Robot arms ensure fast recovery in thoracic surgery

Robot arms ensure fast recovery in thoracic surgery
Photo: ST

Bent over a console 3m away from his patient, Dr Aneez Ahmed represents the new face of thoracic surgery.

Robot arms keep his instruments stable as he makes tiny, precise movements through incisions barely a centimetre wide.

He is the first local surgeon to be fully accredited to perform such surgery in this manner.

But he is looking to teach this method of surgery to other doctors, both locally and overseas.

"Our idea is that using this method, we can get people back to society faster," said Dr Aneez, who is chief of Tan Tock Seng Hospital's (TTSH) thoracic surgery division. "I think this method is here to stay."

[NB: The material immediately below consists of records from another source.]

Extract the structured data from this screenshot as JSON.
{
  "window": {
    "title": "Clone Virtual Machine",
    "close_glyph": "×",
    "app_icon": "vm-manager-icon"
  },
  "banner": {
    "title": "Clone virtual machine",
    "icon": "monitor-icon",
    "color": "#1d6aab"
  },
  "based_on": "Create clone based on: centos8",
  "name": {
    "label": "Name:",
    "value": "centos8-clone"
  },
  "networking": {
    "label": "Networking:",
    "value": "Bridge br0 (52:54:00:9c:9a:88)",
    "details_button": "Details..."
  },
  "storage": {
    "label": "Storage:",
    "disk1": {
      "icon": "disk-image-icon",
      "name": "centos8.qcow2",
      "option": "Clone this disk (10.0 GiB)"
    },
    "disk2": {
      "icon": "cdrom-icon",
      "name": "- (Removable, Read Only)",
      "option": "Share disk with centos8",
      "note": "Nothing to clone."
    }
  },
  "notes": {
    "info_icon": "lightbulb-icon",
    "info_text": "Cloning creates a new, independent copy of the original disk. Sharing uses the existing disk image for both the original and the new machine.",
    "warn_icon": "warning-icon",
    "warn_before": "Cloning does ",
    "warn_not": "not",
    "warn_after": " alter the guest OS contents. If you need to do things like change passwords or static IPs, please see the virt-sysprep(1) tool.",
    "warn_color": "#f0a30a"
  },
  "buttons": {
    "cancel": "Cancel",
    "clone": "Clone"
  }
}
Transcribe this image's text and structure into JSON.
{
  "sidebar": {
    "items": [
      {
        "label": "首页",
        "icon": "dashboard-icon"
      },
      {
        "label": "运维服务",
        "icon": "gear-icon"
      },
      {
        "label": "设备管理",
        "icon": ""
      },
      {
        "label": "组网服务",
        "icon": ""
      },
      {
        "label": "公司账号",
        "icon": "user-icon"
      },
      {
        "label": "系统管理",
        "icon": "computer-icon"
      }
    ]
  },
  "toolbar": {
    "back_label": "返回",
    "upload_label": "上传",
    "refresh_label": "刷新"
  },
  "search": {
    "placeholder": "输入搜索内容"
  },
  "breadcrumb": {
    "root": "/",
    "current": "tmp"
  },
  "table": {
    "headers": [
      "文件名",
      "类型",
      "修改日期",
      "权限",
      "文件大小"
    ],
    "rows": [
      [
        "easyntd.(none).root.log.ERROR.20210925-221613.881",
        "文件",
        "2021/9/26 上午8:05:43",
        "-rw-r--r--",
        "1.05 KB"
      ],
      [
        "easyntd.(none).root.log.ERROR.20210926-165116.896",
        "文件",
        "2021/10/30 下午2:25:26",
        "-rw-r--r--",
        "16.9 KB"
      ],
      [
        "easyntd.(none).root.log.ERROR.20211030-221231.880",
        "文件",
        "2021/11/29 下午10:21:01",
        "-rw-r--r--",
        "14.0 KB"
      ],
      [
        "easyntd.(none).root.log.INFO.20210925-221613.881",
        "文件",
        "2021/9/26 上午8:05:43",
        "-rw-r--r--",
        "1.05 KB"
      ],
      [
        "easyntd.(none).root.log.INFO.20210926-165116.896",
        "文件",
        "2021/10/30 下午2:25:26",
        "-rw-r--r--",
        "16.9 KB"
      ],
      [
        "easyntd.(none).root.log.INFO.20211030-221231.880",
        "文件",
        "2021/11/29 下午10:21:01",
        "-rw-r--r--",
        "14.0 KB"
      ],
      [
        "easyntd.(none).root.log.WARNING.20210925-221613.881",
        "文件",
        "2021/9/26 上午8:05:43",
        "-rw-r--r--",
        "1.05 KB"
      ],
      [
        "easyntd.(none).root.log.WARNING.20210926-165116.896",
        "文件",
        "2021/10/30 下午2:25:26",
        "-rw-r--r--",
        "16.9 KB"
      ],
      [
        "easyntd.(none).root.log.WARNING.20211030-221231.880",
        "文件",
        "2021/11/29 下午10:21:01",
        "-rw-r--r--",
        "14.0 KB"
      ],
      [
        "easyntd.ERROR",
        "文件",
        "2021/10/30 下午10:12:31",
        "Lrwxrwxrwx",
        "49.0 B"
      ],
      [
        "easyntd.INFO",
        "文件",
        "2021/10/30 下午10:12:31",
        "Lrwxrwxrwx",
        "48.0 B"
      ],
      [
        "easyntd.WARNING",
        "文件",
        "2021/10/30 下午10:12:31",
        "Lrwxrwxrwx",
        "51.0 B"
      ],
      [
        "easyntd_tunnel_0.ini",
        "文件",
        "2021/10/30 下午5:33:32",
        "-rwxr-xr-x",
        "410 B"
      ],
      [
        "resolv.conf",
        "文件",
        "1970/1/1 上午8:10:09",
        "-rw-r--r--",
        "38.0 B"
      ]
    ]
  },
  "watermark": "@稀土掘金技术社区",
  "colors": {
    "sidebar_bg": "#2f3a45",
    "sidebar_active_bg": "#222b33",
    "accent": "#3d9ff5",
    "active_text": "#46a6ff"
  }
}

Most of his patients are early- stage lung cancer patients who go under the knife to have tumours removed.

Unlike conventional open surgery, which involves a large cut about 8cm long, robotic surgery is much less invasive and patients recover faster.

This means they can go for follow-up treatment - such as chemotherapy - almost immediately, rather than having to wait for up to six weeks for their wounds to heal.

It also has an edge over other minimally invasive techniques using video cameras, said Dr Aneez, as surgeons get a clearer, 3D view of the patient's insides.

"The video camera is operated by hand, so you get a lot of shakes and fuzziness," said the senior consultant. "But when you can see better, you can do the surgery better. It's safer."

Dr Aneez has performed more than 120 such operations since 2012, when TTSH first started offering the procedure.

He is one of two surgeons in Singapore who can perform this surgery.

The other is also from TTSH.

One patient who has gone under the knife is 68-year-old Madam Woo Quai Kuen, who discovered a lump in her lung during a regular health check last year.

Dr Aneez made five incisions to remove it - one each in her front and side, and three on her back.

She was discharged three days after the surgery, and said she felt very little pain afterwards.

"I recovered very quickly because the wounds were not big," said the cook. "To me, the operation was a success."